The Flash Review: “The Race of His Life”

I suppose it had to come down to a race.

Title: “The Race of his Life”

Director: Antonio Negret
Writers: Todd Helbing, Aaron Helbing, David Kob

Grant Gustin as Barry Allen / The Flash
Danielle Panabaker as Caitlin Snow
Carlos Valdes as Cisco Ramon / Vibe
Candice Patton as Iris West
Tom Cavanagh as Harrison Wells
Jesse L. Martin as Joe West
Teddy Sears as Hunter Zolomon/ Zoom
Violett Beane as Jesse Wells
Keiynan Lonsdale as Wally West
Michelle Harrison as Nora Allen
John Wesley Shipp as Henry Allen
Tony Todd as the Voice of Zoom
John Wesley Shipp as Jay Garrick

Premise

Team Flash imprison Barry after they decide he’s too emotional unstable to go after Zoom, and attempt to bring him to justice without the Flash’s help.

We learn the secret of the Man in the Mask.

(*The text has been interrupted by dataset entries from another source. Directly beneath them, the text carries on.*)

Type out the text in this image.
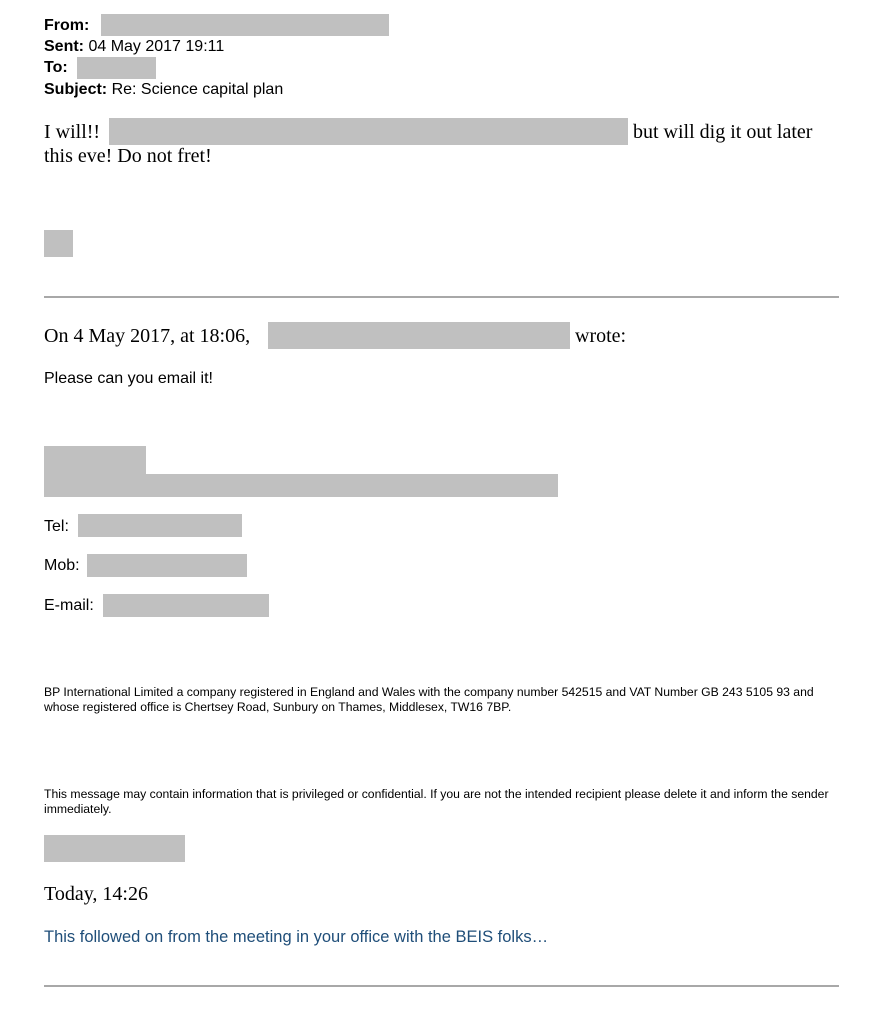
From:
Sent: 04 May 2017 19:11
To:
Subject: Re: Science capital plan
I will!!	but will dig it out later
this eve! Do not fret!
On 4 May 2017, at 18:06,	wrote:
Please can you email it!
Tel:
Mob:
E-mail:
BP International Limited a company registered in England and Wales with the company number 542515 and VAT Number GB 243 5105 93 and whose registered office is Chertsey Road, Sunbury on Thames, Middlesex, TW16 7BP.
This message may contain information that is privileged or confidential. If you are not the intended recipient please delete it and inform the sender immediately.
Today, 14:26
This followed on from the meeting in your office with the BEIS folks…
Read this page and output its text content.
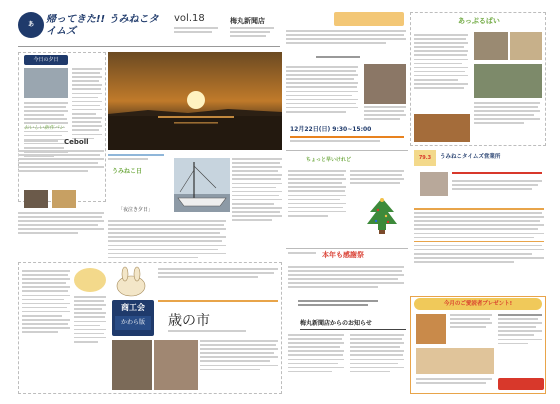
あ	帰ってきた!! うみねこタイムズ
vol.18	梅丸新聞店
今日の夕日
うみねこ日
「夜泣き夕日」
おいしい新作パン
Ceboll
商工会
かわら版	歳の市
12月22日(日) 9:30~15:00
ちょっと早いけれど
本年も感謝祭
梅丸新聞店からのお知らせ
あっぷるばい
79.3	うみねこタイムズ営業所
今月のご愛読者プレゼント!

Despite the episode ending with Zoom defeated and things looking pretty good The Flash does something dubious at the end in order to set up the next season.

High Point

The writers, increasingly, allow Barry to make effective use of his powers, and this week, whatever his emotional impairments, show a man who knows what his powers can do.

Low Point

Barry is under stress, but he’s shown himself a reasonable man before. Surely the Team’s plan would have worked a lot better with Barry’s help.

The Scores:

Originality: 2/6 A masked villain who tells the hero to unleash his anger and join him, and says, “Noooooooooooooo!” when things turn against him? A rainy-day funeral? For all the potential of this episode, it really dipped into clichés and familiar models.

Effects: 5/6

Acting: 5/6

Story: 5/6 The episode made effective use of elements introduced throughout the last two years, and it was good to see Zoom get dragged off to Speed Force Hell, or wherever those things took him.. It was a bit of a disappointment that the big confrontation came down to, “Hey kid, y’wanna race?” and lasted about as long as a schoolyard challenge.

Emotional Response: 4/6 The reveal of the man in the mask was not surprising, but it was somewhat satisfying. Shipp can still appear in the show, and Jay Garrick’s comic-book legacy is secure. I just wish he had played an actual role in the finale.

Production: 5/6

Overall: 4/6

In total, “The Race of his Life” receives 30/42

Although the number designating a particular Earth is a matter of convenience, the DCWB-verse’s Earth-2 and Earth-3, if one exchanges their number, fall close to their original comic-book versions.

I’m not crazy about the epilogue, but it might set up some interesting things in motion for the now four-show strong DCCW line-up next year.

5 replies on “The Flash Review: “The Race of His Life””

  1. The race bit and the Zoom resolution felt “cheap” for want of a better word. I can see why they went that way, but it was ultimately not satisfying. I did call the identity of the man in the mask several months back, my wife had bet it was Eddie which I also would have been alright with.

    From what I’ve been reading, the final appearance of Zoom and what Barry did at the end all appear to be a Flashpoint and Black Flash setup which could be interesting.

    Unless I’m forgetting something though, they have already setup his reversal of the ending part: A “future” flash shook his head at (S1? S2?) Barry to stop him from saving his mother, but we haven’t actually seen the “current” Barry go back and do that, did we?. Presumably that’s actually a future Barry at some point in S4 who stopped his S3 self and previous self from saving his mom (again?) which would negate all of that.

    In the immortal words of Miles O’Brien and Miles O’Brien: “I hate temporal mechanics”.

    • Got my seasons mixed up in the above, first one was S1, then S4 should have been S3.

      • Someone asked Stephen Amell that and he said he didn’t know for sure but he felt that it probably wasn’t going to affect Arrow since they didn’t usually deal with time travel effects there directly, but they have shown Star City in other shows during crossovers dealing with time travel. So if it does, it may be confined to a crossover.

        Since they announced the big crossover event coming next season will involve all four shows, it’s a safe bet there is some bleed-through that will happen at least during the crossover.

  2. Am I the only one who thought they’d all be better off leaving Barry locked up in the particle accelerator for good?

    He nearly destroyed the planet at the end of the last season.

    Nearly destroyed the multiverse at the end of this season.

    And still managed to obliterate a timeline after escaping that mess.